Seaver Autism Center for Research and Treatment
- Formation: 1993
- Location: Icahn School of Medicine at Mount Sinai;
- Director: Joseph Buxbaum, Ph.D.
- Website: Seaver Autism Center

= Seaver Autism Center =

Medical research center in New York, New York, US

The Seaver Autism Center for Research and Treatment at Icahn School of Medicine at Mount Sinai conducts research studies and provides care to children and adults with autism spectrum disorder (ASD). The Seaver Autism Center works to understand the biological causes of ASD and to develop treatments, as well as provide education and training opportunities.

As a collaborative effort that integrates the fields of psychiatry, psychology, neurology, molecular genetics, neuroscience, and neuroimaging, the Center receives funding from diverse sources, including the National Institutes of Health (NIH) in addition to multiple foundations and the pharmaceutical industry. The Center receives over 600 new referrals each year and 100 contacts per month, including patients enrolled in ongoing treatment.

==History==
The Seaver Autism Center was founded in 1993 by a grant to the Icahn School of Medicine at Mount Sinai from the Beatrice and Samuel A. Seaver Foundation. The Foundation was established in 1984 and created exclusively for charitable, scientific, literary, and educational endeavors.

==Leadership==
- Director: Joseph Buxbaum, PhD
- Clinical Director: Alex Kolevzon, MD
- Chief Psychologist: Paige M. Siper, PhD
- Director of Community Outreach: Michelle Gorenstein-Holtzman, PsyD
- Director of Psychology Training: Danielle B. Halpern, PsyD

==Research==
Members of the research team participate in interrelated ASD research programs in genetics, experimental therapeutics, neuroimaging, and cognitive neuroscience. Researchers publish over 40 related articles per year in peer-reviewed journals. The Center uses methods of genetic epidemiology, molecular and cell biology, genetics, and animal models to identify genes that contribute to ASD susceptibility and use that knowledge to develop novel therapeutics.

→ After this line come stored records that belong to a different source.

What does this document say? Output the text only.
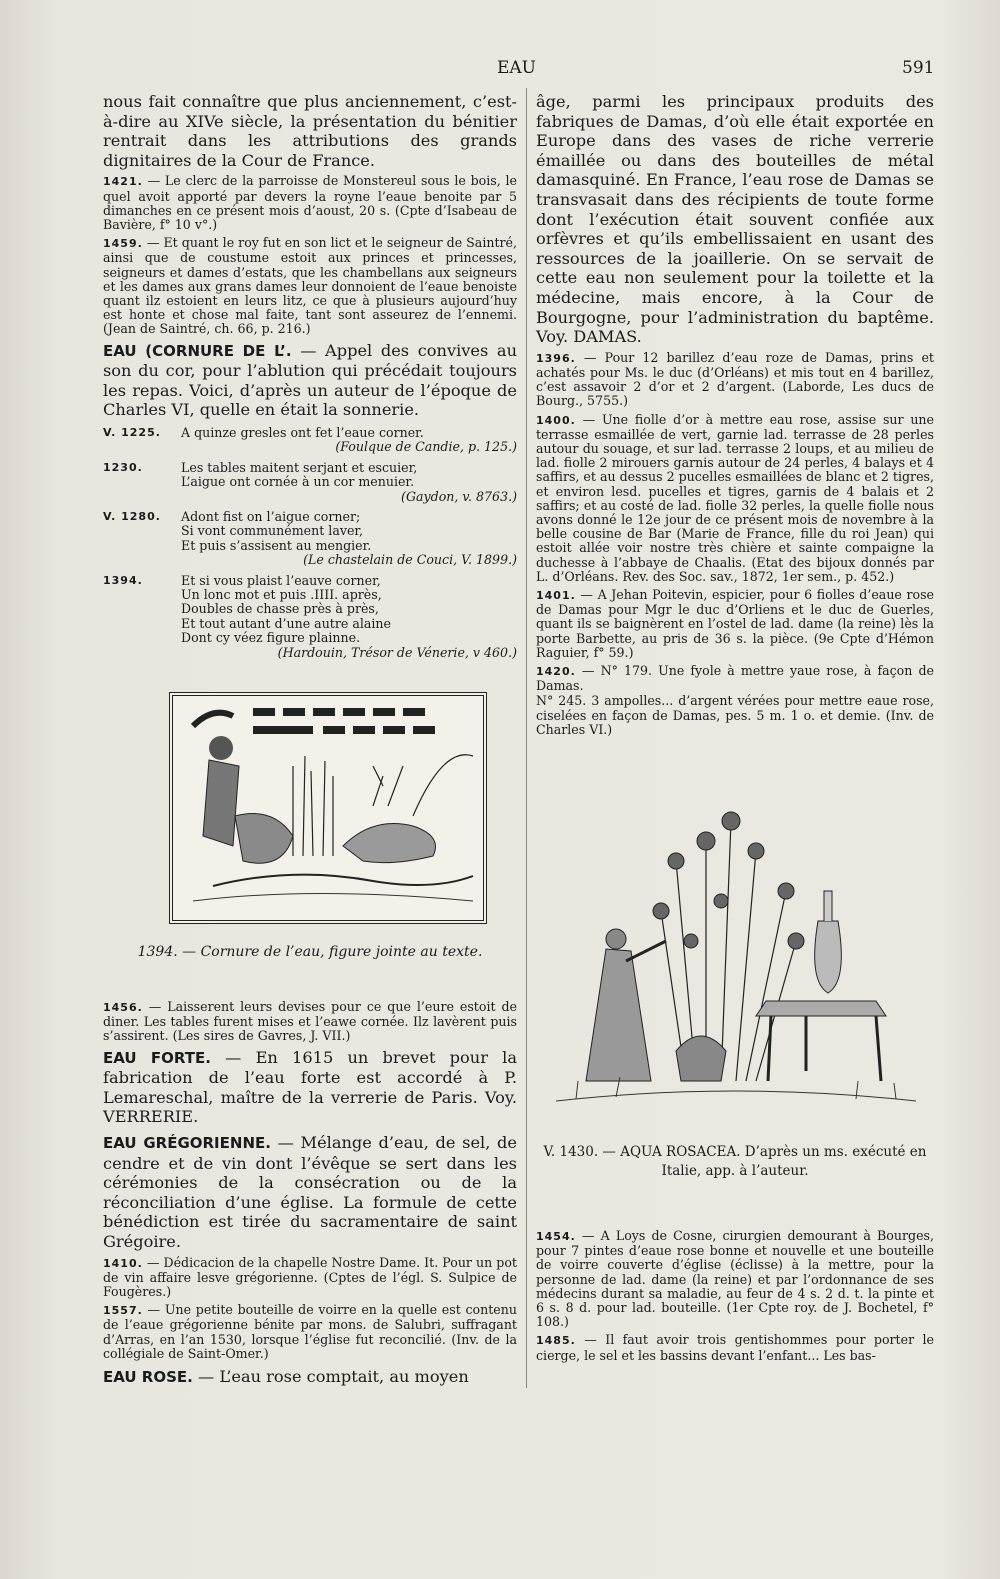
EAU	591

nous fait connaître que plus anciennement, c’est-à-dire au XIVe siècle, la présentation du bénitier rentrait dans les attributions des grands dignitaires de la Cour de France.

1421. — Le clerc de la parroisse de Monstereul sous le bois, le quel avoit apporté par devers la royne l’eaue benoite par 5 dimanches en ce présent mois d’aoust, 20 s. (Cpte d’Isabeau de Bavière, f° 10 v°.)

1459. — Et quant le roy fut en son lict et le seigneur de Saintré, ainsi que de coustume estoit aux princes et princesses, seigneurs et dames d’estats, que les chambellans aux seigneurs et les dames aux grans dames leur donnoient de l’eaue benoiste quant ilz estoient en leurs litz, ce que à plusieurs aujourd’huy est honte et chose mal faite, tant sont asseurez de l’ennemi. (Jean de Saintré, ch. 66, p. 216.)

EAU (CORNURE DE L’. — Appel des convives au son du cor, pour l’ablution qui précédait toujours les repas. Voici, d’après un auteur de l’époque de Charles VI, quelle en était la sonnerie.

V. 1225.	A quinze gresles ont fet l’eaue corner.
(Foulque de Candie, p. 125.)
1230.	Les tables maitent serjant et escuier,
L’aigue ont cornée à un cor menuier.
(Gaydon, v. 8763.)
V. 1280.	Adont fist on l’aigue corner;
Si vont communément laver,
Et puis s’assisent au mengier.
(Le chastelain de Couci, V. 1899.)
1394.	Et si vous plaist l’eauve corner,
Un lonc mot et puis .IIII. après,
Doubles de chasse près à près,
Et tout autant d’une autre alaine
Dont cy véez figure plainne.
(Hardouin, Trésor de Vénerie, v 460.)
1394. — Cornure de l’eau, figure jointe au texte.

1456. — Laisserent leurs devises pour ce que l’eure estoit de diner. Les tables furent mises et l’eawe cornée. Ilz lavèrent puis s’assirent. (Les sires de Gavres, J. VII.)

EAU FORTE. — En 1615 un brevet pour la fabrication de l’eau forte est accordé à P. Lemareschal, maître de la verrerie de Paris. Voy. VERRERIE.

EAU GRÉGORIENNE. — Mélange d’eau, de sel, de cendre et de vin dont l’évêque se sert dans les cérémonies de la consécration ou de la réconciliation d’une église. La formule de cette bénédiction est tirée du sacramentaire de saint Grégoire.

1410. — Dédicacion de la chapelle Nostre Dame. It. Pour un pot de vin affaire lesve grégorienne. (Cptes de l’égl. S. Sulpice de Fougères.)

1557. — Une petite bouteille de voirre en la quelle est contenu de l’eaue grégorienne bénite par mons. de Salubri, suffragant d’Arras, en l’an 1530, lorsque l’église fut reconcilié. (Inv. de la collégiale de Saint-Omer.)

EAU ROSE. — L’eau rose comptait, au moyen

âge, parmi les principaux produits des fabriques de Damas, d’où elle était exportée en Europe dans des vases de riche verrerie émaillée ou dans des bouteilles de métal damasquiné. En France, l’eau rose de Damas se transvasait dans des récipients de toute forme dont l’exécution était souvent confiée aux orfèvres et qu’ils embellissaient en usant des ressources de la joaillerie. On se servait de cette eau non seulement pour la toilette et la médecine, mais encore, à la Cour de Bourgogne, pour l’administration du baptême. Voy. DAMAS.

1396. — Pour 12 barillez d’eau roze de Damas, prins et achatés pour Ms. le duc (d’Orléans) et mis tout en 4 barillez, c’est assavoir 2 d’or et 2 d’argent. (Laborde, Les ducs de Bourg., 5755.)

1400. — Une fiolle d’or à mettre eau rose, assise sur une terrasse esmaillée de vert, garnie lad. terrasse de 28 perles autour du souage, et sur lad. terrasse 2 loups, et au milieu de lad. fiolle 2 mirouers garnis autour de 24 perles, 4 balays et 4 saffirs, et au dessus 2 pucelles esmaillées de blanc et 2 tigres, et environ lesd. pucelles et tigres, garnis de 4 balais et 2 saffirs; et au costé de lad. fiolle 32 perles, la quelle fiolle nous avons donné le 12e jour de ce présent mois de novembre à la belle cousine de Bar (Marie de France, fille du roi Jean) qui estoit allée voir nostre très chière et sainte compaigne la duchesse à l’abbaye de Chaalis. (Etat des bijoux donnés par L. d’Orléans. Rev. des Soc. sav., 1872, 1er sem., p. 452.)

1401. — A Jehan Poitevin, espicier, pour 6 fiolles d’eaue rose de Damas pour Mgr le duc d’Orliens et le duc de Guerles, quant ils se baignèrent en l’ostel de lad. dame (la reine) lès la porte Barbette, au pris de 36 s. la pièce. (9e Cpte d’Hémon Raguier, f° 59.)

1420. — N° 179. Une fyole à mettre yaue rose, à façon de Damas.

N° 245. 3 ampolles... d’argent vérées pour mettre eaue rose, ciselées en façon de Damas, pes. 5 m. 1 o. et demie. (Inv. de Charles VI.)

V. 1430. — AQUA ROSACEA. D’après un ms. exécuté en Italie, app. à l’auteur.

1454. — A Loys de Cosne, cirurgien demourant à Bourges, pour 7 pintes d’eaue rose bonne et nouvelle et une bouteille de voirre couverte d’église (éclisse) à la mettre, pour la personne de lad. dame (la reine) et par l’ordonnance de ses médecins durant sa maladie, au feur de 4 s. 2 d. t. la pinte et 6 s. 8 d. pour lad. bouteille. (1er Cpte roy. de J. Bochetel, f° 108.)

1485. — Il faut avoir trois gentishommes pour porter le cierge, le sel et les bassins devant l’enfant... Les bas-
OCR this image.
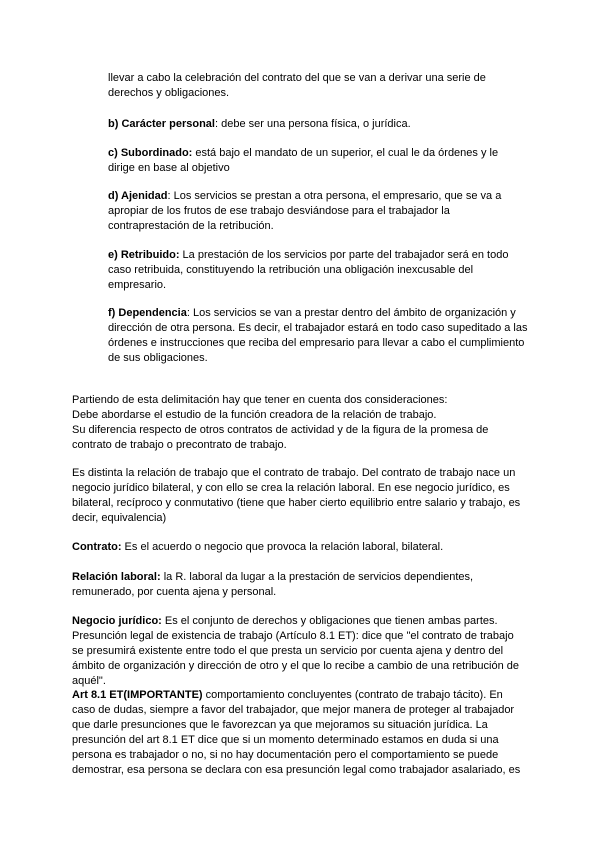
llevar a cabo la celebración del contrato del que se van a derivar una serie de derechos y obligaciones.

b) Carácter personal: debe ser una persona física, o jurídica.

c) Subordinado: está bajo el mandato de un superior, el cual le da órdenes y le dirige en base al objetivo

d) Ajenidad: Los servicios se prestan a otra persona, el empresario, que se va a apropiar de los frutos de ese trabajo desviándose para el trabajador la contraprestación de la retribución.

e) Retribuido: La prestación de los servicios por parte del trabajador será en todo caso retribuida, constituyendo la retribución una obligación inexcusable del empresario.

f) Dependencia: Los servicios se van a prestar dentro del ámbito de organización y dirección de otra persona. Es decir, el trabajador estará en todo caso supeditado a las órdenes e instrucciones que reciba del empresario para llevar a cabo el cumplimiento de sus obligaciones.

Partiendo de esta delimitación hay que tener en cuenta dos consideraciones:

Debe abordarse el estudio de la función creadora de la relación de trabajo.

Su diferencia respecto de otros contratos de actividad y de la figura de la promesa de contrato de trabajo o precontrato de trabajo.

Es distinta la relación de trabajo que el contrato de trabajo. Del contrato de trabajo nace un negocio jurídico bilateral, y con ello se crea la relación laboral. En ese negocio jurídico, es bilateral, recíproco y conmutativo (tiene que haber cierto equilibrio entre salario y trabajo, es decir, equivalencia)

Contrato: Es el acuerdo o negocio que provoca la relación laboral, bilateral.

Relación laboral: la R. laboral da lugar a la prestación de servicios dependientes, remunerado, por cuenta ajena y personal.

Negocio jurídico: Es el conjunto de derechos y obligaciones que tienen ambas partes.

Presunción legal de existencia de trabajo (Artículo 8.1 ET): dice que "el contrato de trabajo se presumirá existente entre todo el que presta un servicio por cuenta ajena y dentro del ámbito de organización y dirección de otro y el que lo recibe a cambio de una retribución de aquél".

Art 8.1 ET(IMPORTANTE) comportamiento concluyentes (contrato de trabajo tácito). En caso de dudas, siempre a favor del trabajador, que mejor manera de proteger al trabajador que darle presunciones que le favorezcan ya que mejoramos su situación jurídica. La presunción del art 8.1 ET dice que si un momento determinado estamos en duda si una persona es trabajador o no, si no hay documentación pero el comportamiento se puede demostrar, esa persona se declara con esa presunción legal como trabajador asalariado, es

The Seaver Autism Center offers an integrated series of clinical research studies in treatments, genetics, and brain imaging. All services provided as part of research studies are free of charge to eligible participants and can include gold standard diagnostic assessments such as the Autism Diagnostic Observation Schedule – Second Edition (ADOS-2), the Autism Diagnostic Interview-Revised (ADI-R), psychiatric evaluations, and neuropsychological testing.

==Clinical Services==
The Center provides comprehensive clinical services, including but not limited to psychiatric evaluations and Autism Diagnostic Observation Schedules (ADOS). These services are provided free-of-charge to people with autism, with participation in a research study. The Center also provides support and training for parents and siblings of individuals with autism.